Even the human characters aren’t written with significantly greater care: Stellan Skarsgard’s Dr. Selvig is little beyond a skeptical voice, intern Darcy (a cute Kate Dennings, channelling Velma) is so pointless there’s a joke about the one time she makes a worthwhile contribution, between moaning about her iPod and dossing around in Uggs. Natalie Portman’s Jane plays startled love interest 101, with few actual contributions outside the hurried romance to justify her screentime. Agent Coulson also appears as the face of SHIELD, but thankfully lessons have been learnt from the Iron Man 2 debacle and the only major Avengers foreshadowing comes in a useless Hawkeye cameo, a Tony Stark reference (for a robot destroyer that could probably be deactivated by shouting ‘Klaatu, Barada, Nikto’) and the post-credits sequence.
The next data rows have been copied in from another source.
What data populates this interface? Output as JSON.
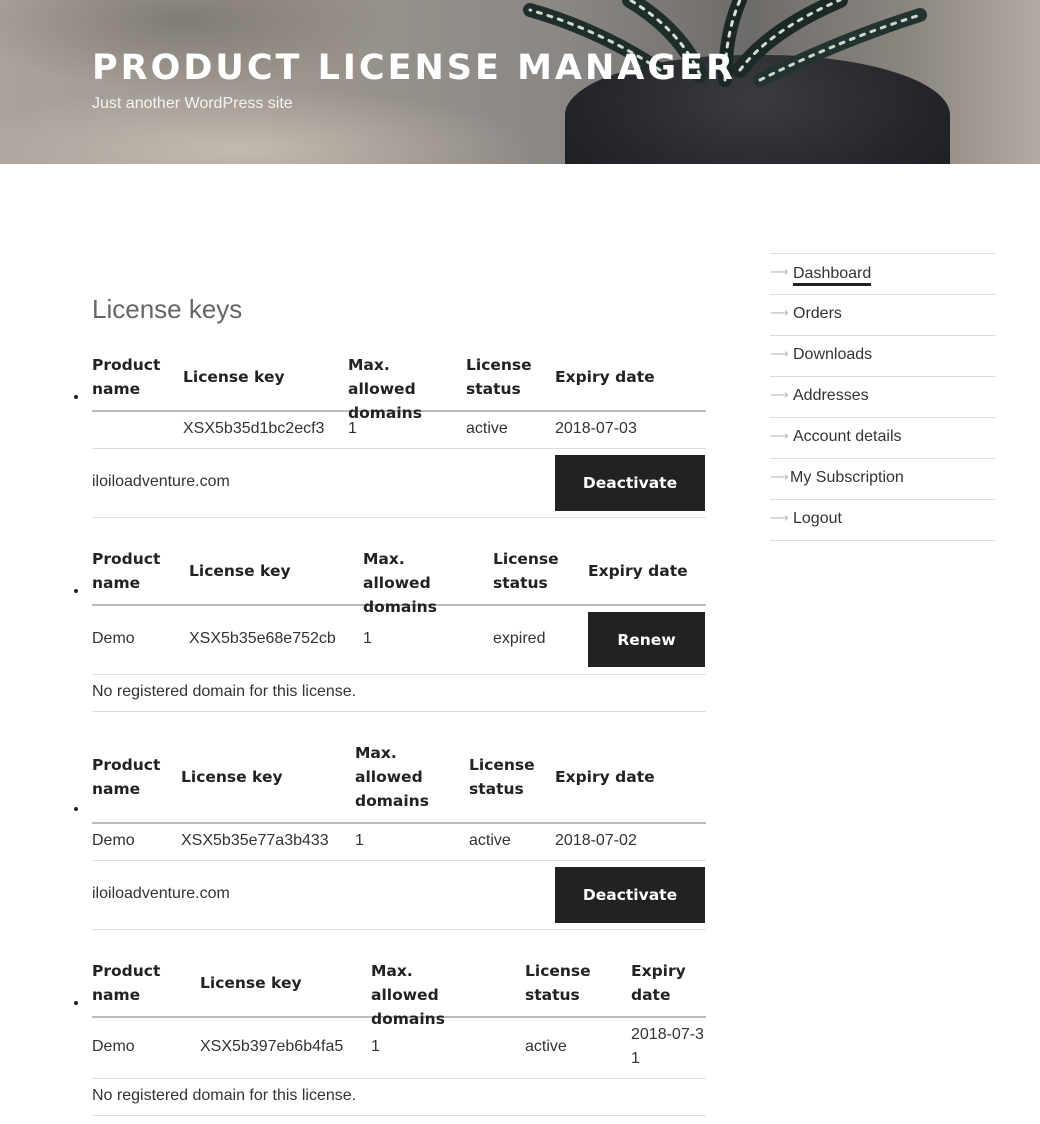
{
  "header": {
    "site_title": "PRODUCT LICENSE MANAGER",
    "tagline": "Just another WordPress site"
  },
  "main": {
    "page_title": "License keys",
    "licenses": [
      {
        "headers": {
          "product": "Product name",
          "key": "License key",
          "domains": "Max. allowed domains",
          "status": "License status",
          "expiry": "Expiry date"
        },
        "product": "",
        "key": "XSX5b35d1bc2ecf3",
        "max_domains": "1",
        "status": "active",
        "expiry": "2018-07-03",
        "domain": "iloiloadventure.com",
        "action": "Deactivate"
      },
      {
        "headers": {
          "product": "Product name",
          "key": "License key",
          "domains": "Max. allowed domains",
          "status": "License status",
          "expiry": "Expiry date"
        },
        "product": "Demo",
        "key": "XSX5b35e68e752cb",
        "max_domains": "1",
        "status": "expired",
        "action": "Renew",
        "domain_note": "No registered domain for this license."
      },
      {
        "headers": {
          "product": "Product name",
          "key": "License key",
          "domains": "Max. allowed domains",
          "status": "License status",
          "expiry": "Expiry date"
        },
        "product": "Demo",
        "key": "XSX5b35e77a3b433",
        "max_domains": "1",
        "status": "active",
        "expiry": "2018-07-02",
        "domain": "iloiloadventure.com",
        "action": "Deactivate"
      },
      {
        "headers": {
          "product": "Product name",
          "key": "License key",
          "domains": "Max. allowed domains",
          "status": "License status",
          "expiry": "Expiry date"
        },
        "product": "Demo",
        "key": "XSX5b397eb6b4fa5",
        "max_domains": "1",
        "status": "active",
        "expiry": "2018-07-31",
        "domain_note": "No registered domain for this license."
      }
    ]
  },
  "sidebar": {
    "items": [
      {
        "label": "Dashboard",
        "icon": "arrow-right-icon",
        "current": true
      },
      {
        "label": "Orders",
        "icon": "arrow-right-icon"
      },
      {
        "label": "Downloads",
        "icon": "arrow-right-icon"
      },
      {
        "label": "Addresses",
        "icon": "arrow-right-icon"
      },
      {
        "label": "Account details",
        "icon": "arrow-right-icon"
      },
      {
        "label": "My Subscription",
        "icon": "arrow-right-icon"
      },
      {
        "label": "Logout",
        "icon": "arrow-right-icon"
      }
    ]
  },
  "colors": {
    "button_bg": "#222222",
    "text": "#333333",
    "page_title": "#666666",
    "rule": "#dddddd"
  }
}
While Branagh gets the most out of his actors, his directing is as messy as ever. He has an inexplicable love of skewed camera angles and zooming, sometimes combining the two for extra directing points, which is distracting and intrusive (even moreso in the poorly retrofitted 3D, which makes backgrounds look very flat indeed). The action scenes are better, with a clearer sense of geography and fewer silly flourishes, though given how Second Unit Director Vic Armstrong, veteran of the Bond films, is given a top credit, I’m inclined to think that Branagh was quietly shuffled to one side whenever the pace got moving. Even the editing assembles shots in a way that feels inexplicably clunkier than it should. For all his talent in getting the actors to take the material seriously and bringing a touch of his Shakespearian background to the drama, his understanding of the Bard vastly outstrips his understanding of cinema’s visual language.
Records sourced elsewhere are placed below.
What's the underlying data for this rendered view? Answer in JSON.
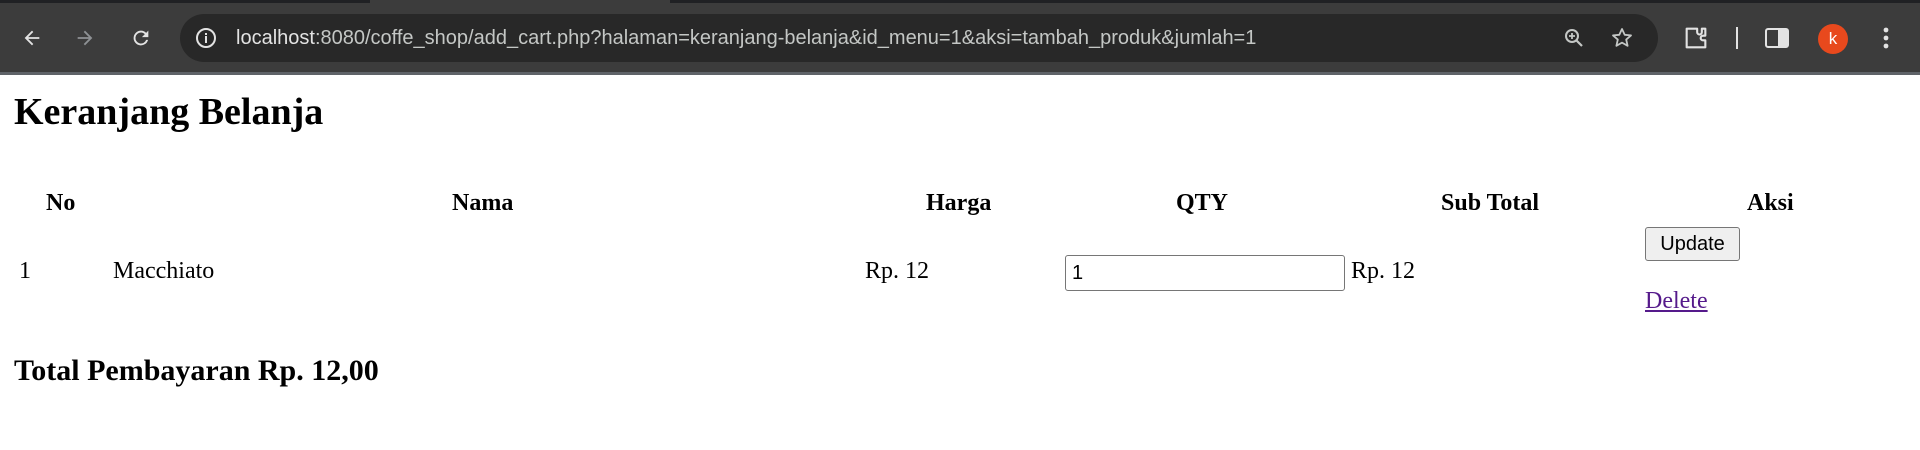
{
  "browser": {
    "url_host": "localhost",
    "url_rest": ":8080/coffe_shop/add_cart.php?halaman=keranjang-belanja&id_menu=1&aksi=tambah_produk&jumlah=1",
    "profile_initial": "k",
    "colors": {
      "toolbar": "#3c3c3c",
      "omnibox": "#282828",
      "avatar": "#e8491d"
    },
    "icons": [
      "back-arrow-icon",
      "forward-arrow-icon",
      "reload-icon",
      "site-info-icon",
      "zoom-icon",
      "bookmark-star-icon",
      "extensions-icon",
      "side-panel-icon",
      "kebab-menu-icon"
    ]
  },
  "page": {
    "title": "Keranjang Belanja",
    "table": {
      "headers": [
        "No",
        "Nama",
        "Harga",
        "QTY",
        "Sub Total",
        "Aksi"
      ],
      "rows": [
        {
          "no": "1",
          "nama": "Macchiato",
          "harga": "Rp. 12",
          "qty": "1",
          "subtotal": "Rp. 12",
          "update_label": "Update",
          "delete_label": "Delete"
        }
      ]
    },
    "total": "Total Pembayaran Rp. 12,00"
  }
}
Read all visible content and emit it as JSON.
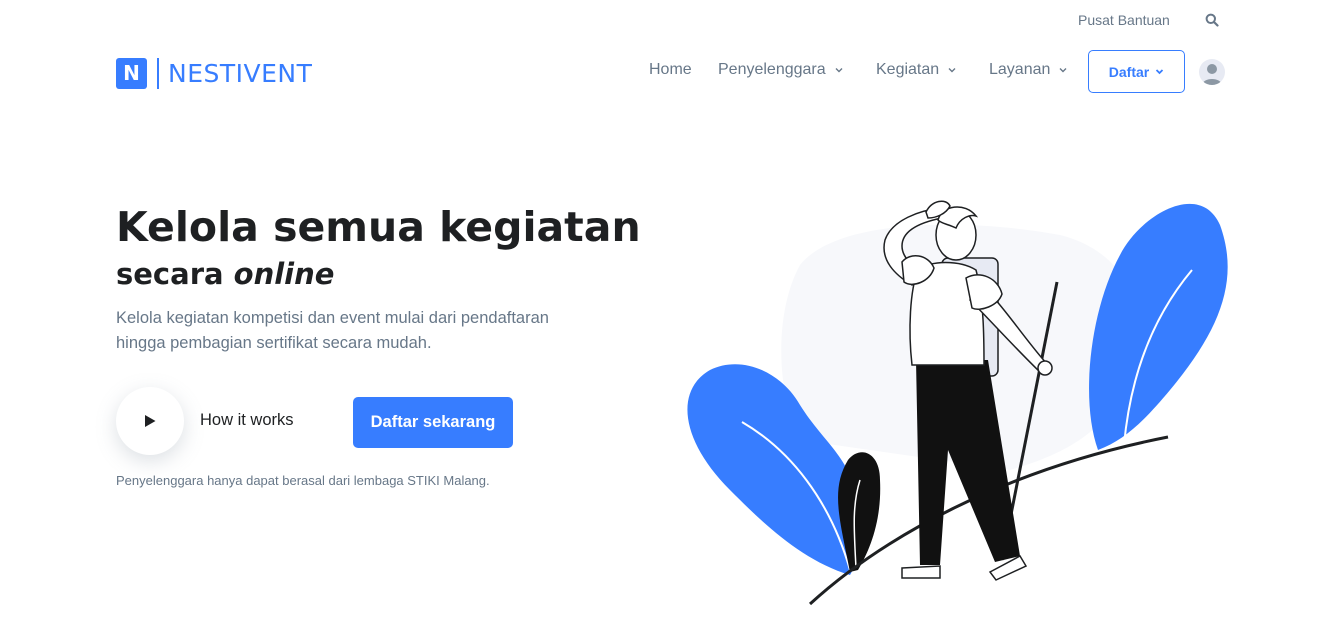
{
  "topbar": {
    "help_label": "Pusat Bantuan",
    "search_icon": "search-icon"
  },
  "brand": {
    "mark": "N",
    "name": "NESTIVENT",
    "color": "#377dff"
  },
  "nav": {
    "items": [
      {
        "label": "Home",
        "has_dropdown": false
      },
      {
        "label": "Penyelenggara",
        "has_dropdown": true
      },
      {
        "label": "Kegiatan",
        "has_dropdown": true
      },
      {
        "label": "Layanan",
        "has_dropdown": true
      }
    ],
    "signup_label": "Daftar",
    "avatar_icon": "user-avatar-icon"
  },
  "hero": {
    "title": "Kelola semua kegiatan",
    "subtitle_prefix": "secara",
    "subtitle_emphasis": "online",
    "description": "Kelola kegiatan kompetisi dan event mulai dari pendaftaran hingga pembagian sertifikat secara mudah.",
    "video_label": "How it works",
    "cta_label": "Daftar sekarang",
    "note": "Penyelenggara hanya dapat berasal dari lembaga STIKI Malang."
  },
  "colors": {
    "primary": "#377dff",
    "text": "#1e2022",
    "muted": "#677788"
  }
}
My worry for The Avengers is that despite having an ambitious plan and working with interesting people, Marvel have yet to produce a film in their build-up that can be described with greater praise than ‘decent’. The original Iron Man is their best effort to date, but its formulaic plotting – or should that be plodding – is only disguised by the inspiration of Robert Downey Jr’s Stark. Thor is both their most ambitious and most misguided effort to date, its underdeveloped plot leaving the biggest conflicts to the wild shifts in tone and Branagh’s struggles with his camera. The excellent cast at least raises hopes that they will find better luck under Joss Whedon’s guidance, but by the fourth step in Marvel’s masterplan, things are still falling short of divine.

SECOND OPINIONS

Alex Katz: 81 – Great: Is it the runaway success that was Iron Man? No. Did it take the terrestrial-scale of the Marvel movie universe and blow it all the way out? Hell yeah. That’s Thor‘s biggest accomplishment, that sense of scope. While a larger portion of the film takes place on our realm of Midgard, Thor creates a massive cosmic realm that Marvel would be mad not to exploit. Thor‘s greatest suffering, however, lies in the supporting cast. Thor is great, the Warriors Three are entertaining, Tom Hiddleston is fantastic as Loki, but all of the earthbound-cast are as flat as the world they inhabit, in comparison to the shining splendor of Asgard. Also, I know it’s his style, and that’s just lovely, but someone needs to tell Kenneth Branagh that there are other angles other than dutch angles. I feel like I developed a crick in my neck watching all the shots he canted for no reason.